Podcast sample rate
richard22j at zoho.com
Tue Jul 18 07:18:53 PDT 2017
>From: Vangelis forthnet Sent: Monday, July 17, 2017 21:24
>... If you are referring to the original *low radiomodes as fetched by GiP,
>then, and someone correct me, please, if I'm wrong, I believe 48.0kHz SR
>applies to hardware/software media players which are capable of reproducing
>the SBR portion of the HE-AACv1 encode; for SBR incompatible players, only
>the LC portion is played back at half the SR, i.e. 24.0kHz (resulting in
>most higher frequencies of the spectum being muted...).
Thanks for that, Vangelis. I have just found this in Wikipedia which
confirms what you say.
"MPEG-2 and MPEG-4 AAC LC decoders without SBR support will decode the AAC
LC part of the audio, resulting in audio output with only half the sampling
frequency, thereby reducing the audio bandwidth. This usually results in the
high-end, or treble, portion of the audio signal missing from the audio
That is something I didn't know.
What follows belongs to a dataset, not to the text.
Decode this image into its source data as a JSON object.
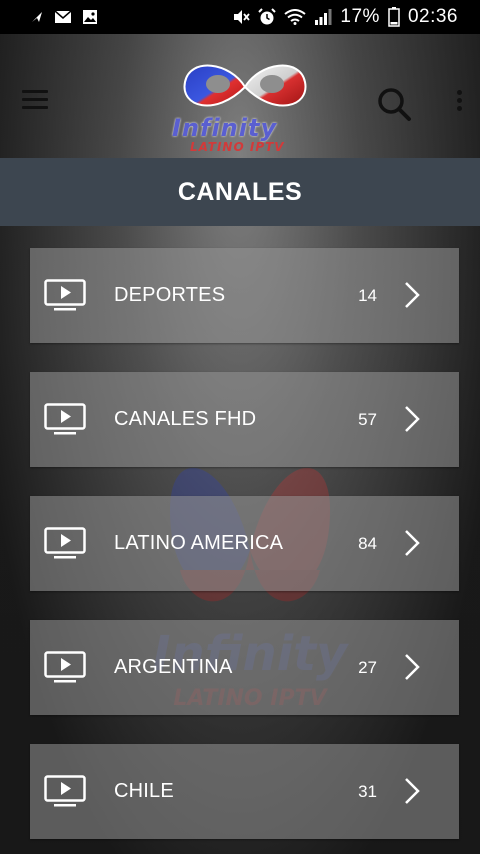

It would seem that for many players there
is a heavy penalty in using AAC with bitrates below hlsaacstd, dafstd and
hafstd, because the *med and *low modes use SBR.
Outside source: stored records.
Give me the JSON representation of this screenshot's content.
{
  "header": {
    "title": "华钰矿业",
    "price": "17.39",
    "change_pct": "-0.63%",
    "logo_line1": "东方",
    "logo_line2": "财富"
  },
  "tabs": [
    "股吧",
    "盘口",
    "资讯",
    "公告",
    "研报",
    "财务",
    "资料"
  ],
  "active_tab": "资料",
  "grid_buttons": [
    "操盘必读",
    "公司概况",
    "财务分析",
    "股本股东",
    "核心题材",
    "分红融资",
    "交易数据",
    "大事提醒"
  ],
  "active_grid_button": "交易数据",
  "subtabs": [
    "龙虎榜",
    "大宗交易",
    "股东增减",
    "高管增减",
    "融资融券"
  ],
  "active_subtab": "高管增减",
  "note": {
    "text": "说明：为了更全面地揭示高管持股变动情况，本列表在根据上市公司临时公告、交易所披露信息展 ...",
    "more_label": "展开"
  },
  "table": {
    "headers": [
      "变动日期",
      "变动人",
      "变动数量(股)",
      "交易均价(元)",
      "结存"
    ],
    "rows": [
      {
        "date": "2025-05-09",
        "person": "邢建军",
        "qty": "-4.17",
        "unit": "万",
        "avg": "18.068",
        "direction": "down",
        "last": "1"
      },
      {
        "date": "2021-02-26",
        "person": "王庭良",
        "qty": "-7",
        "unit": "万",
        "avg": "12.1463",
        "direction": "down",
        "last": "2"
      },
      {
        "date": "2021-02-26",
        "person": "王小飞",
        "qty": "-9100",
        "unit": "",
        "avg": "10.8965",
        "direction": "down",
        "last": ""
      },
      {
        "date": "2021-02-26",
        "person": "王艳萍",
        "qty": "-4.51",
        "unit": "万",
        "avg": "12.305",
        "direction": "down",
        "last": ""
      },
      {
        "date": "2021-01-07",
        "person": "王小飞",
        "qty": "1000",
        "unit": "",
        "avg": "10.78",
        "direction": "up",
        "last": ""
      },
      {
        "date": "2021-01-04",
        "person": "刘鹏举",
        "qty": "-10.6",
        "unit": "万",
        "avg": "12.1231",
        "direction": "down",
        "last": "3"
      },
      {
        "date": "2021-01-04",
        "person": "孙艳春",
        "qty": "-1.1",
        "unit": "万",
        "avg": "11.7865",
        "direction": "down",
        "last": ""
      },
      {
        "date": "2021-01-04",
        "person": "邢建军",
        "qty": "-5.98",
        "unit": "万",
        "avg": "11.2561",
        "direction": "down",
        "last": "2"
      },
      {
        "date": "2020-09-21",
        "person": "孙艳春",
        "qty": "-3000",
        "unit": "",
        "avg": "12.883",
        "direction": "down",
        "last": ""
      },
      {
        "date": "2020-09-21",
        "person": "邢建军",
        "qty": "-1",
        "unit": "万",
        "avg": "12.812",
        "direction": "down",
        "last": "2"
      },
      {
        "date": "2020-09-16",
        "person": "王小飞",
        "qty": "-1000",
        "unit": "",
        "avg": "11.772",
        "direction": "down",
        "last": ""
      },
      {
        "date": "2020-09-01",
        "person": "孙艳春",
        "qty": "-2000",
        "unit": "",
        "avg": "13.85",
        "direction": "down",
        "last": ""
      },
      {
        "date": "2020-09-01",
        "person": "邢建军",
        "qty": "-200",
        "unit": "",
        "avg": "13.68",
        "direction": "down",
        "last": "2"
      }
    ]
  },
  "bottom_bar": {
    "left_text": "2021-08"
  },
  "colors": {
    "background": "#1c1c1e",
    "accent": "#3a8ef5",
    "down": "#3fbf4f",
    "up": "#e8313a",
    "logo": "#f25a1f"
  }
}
That was an aside. My original question was why the BBC was using a 44.1kHz
sampling rate for its podcasts (which are MP3) instead of standardising on
48kHz throughout. Dave Lambley thought the reason might be that the LAME
encoder had been tuned for a 44.1kHz sample rate. There are certainly posts
in hydrogenaudio which support that. One on the dbpoweramp forum said there
were dire consequences of encoding a 48kHz sample rate as 320kbit/s MP3.
All those posts are 10 to 14 years old, so I don't know if they still apply.
There is no mention of it on the Wikipedia and Sourceforge LAME pages.